216.ハプニングコストの原価計算
新規投稿者 阿座上洋吉  投稿日 06/7/19(水) 10:45:28  返信も含め全削除

1.あきらめ思想がどのように連鎖するか
 現場担当者と施工計画のことで議論すると、「現場では何が起きるか分からない」という言葉がよく出てくる。これは現場で予定の利益が上がらない理由として、これほど便利な言い訳の言葉はないからであろう。問題は「現場では何が起きるか分からない」という言葉の裏に、何が潜んでいるかである。

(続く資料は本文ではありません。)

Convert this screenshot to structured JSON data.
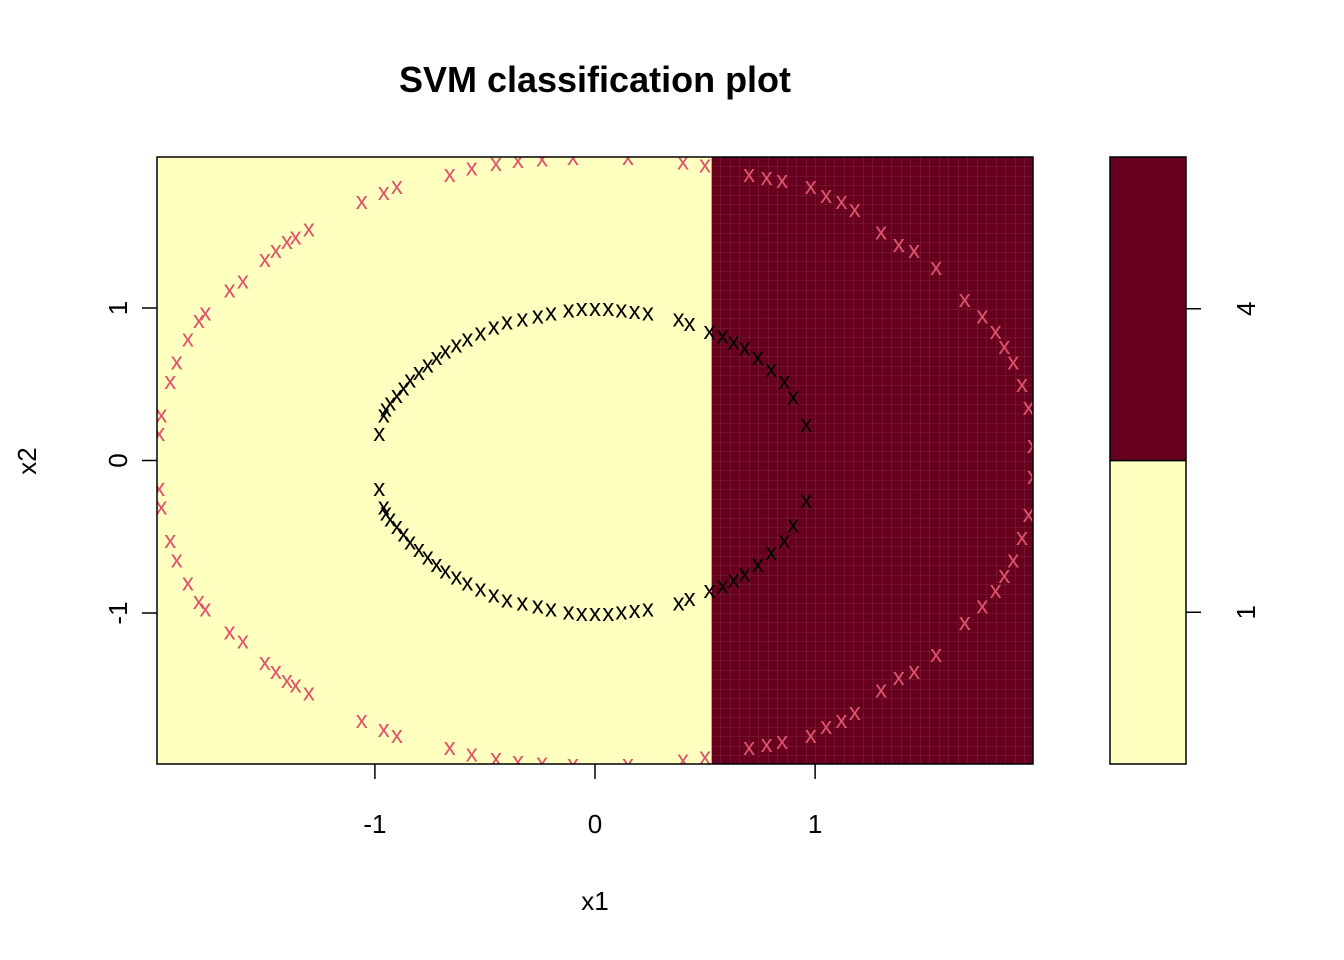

第一に、計画どおりには行かない理由としての言い訳思想が混入していることである。第二は、「そのため予定どおりの利益が上がらない」と言う理由を誘発している。更に第三は、「だから利益の上がらないのは自分の責任ではない」と責任回避に至るまで、連続的に言い訳論が続いている。このように「現場では何が起きるか分からない」と主張することで、自分の責任を回避する大義名分となっていることである。これではハプニングによって発生するコストを回避することなどできるはずがない。

2.ハプニングコストの原価計算
 ハプニングの中で、死亡事故のような人身事故が一番大きなハプニングであろう。このようなハプニングが発生したことによるハプニングの直接コストは、予想以上に多額になるであろうが、ハプニングの直接コストは一定額を容易に認識することができるものである。しかし、この他に間接的なハプニングコストが多額に発生することを留意しなければならない。ハプニング事件による現場の施工中断中であっても、各種のレンタル料や労務費等の時間比例費があり、施工中断中にもハプニングの間接コストは発生し続けるのである。特に、大型工事の場合は、ハプニングの直接コストよりはるかに間接コストの方が高いものとなる。このようにハプニングコストは、直接コストと間接コストで構成されるが、間接コストの予測は非常に難しいのである。中でも建設業界には、ハプニングの間接コストの概念がないため、間接ハプニングコストの問題が未解決である。今後、ハプニングコストの原価計算についても研究をしなければならない。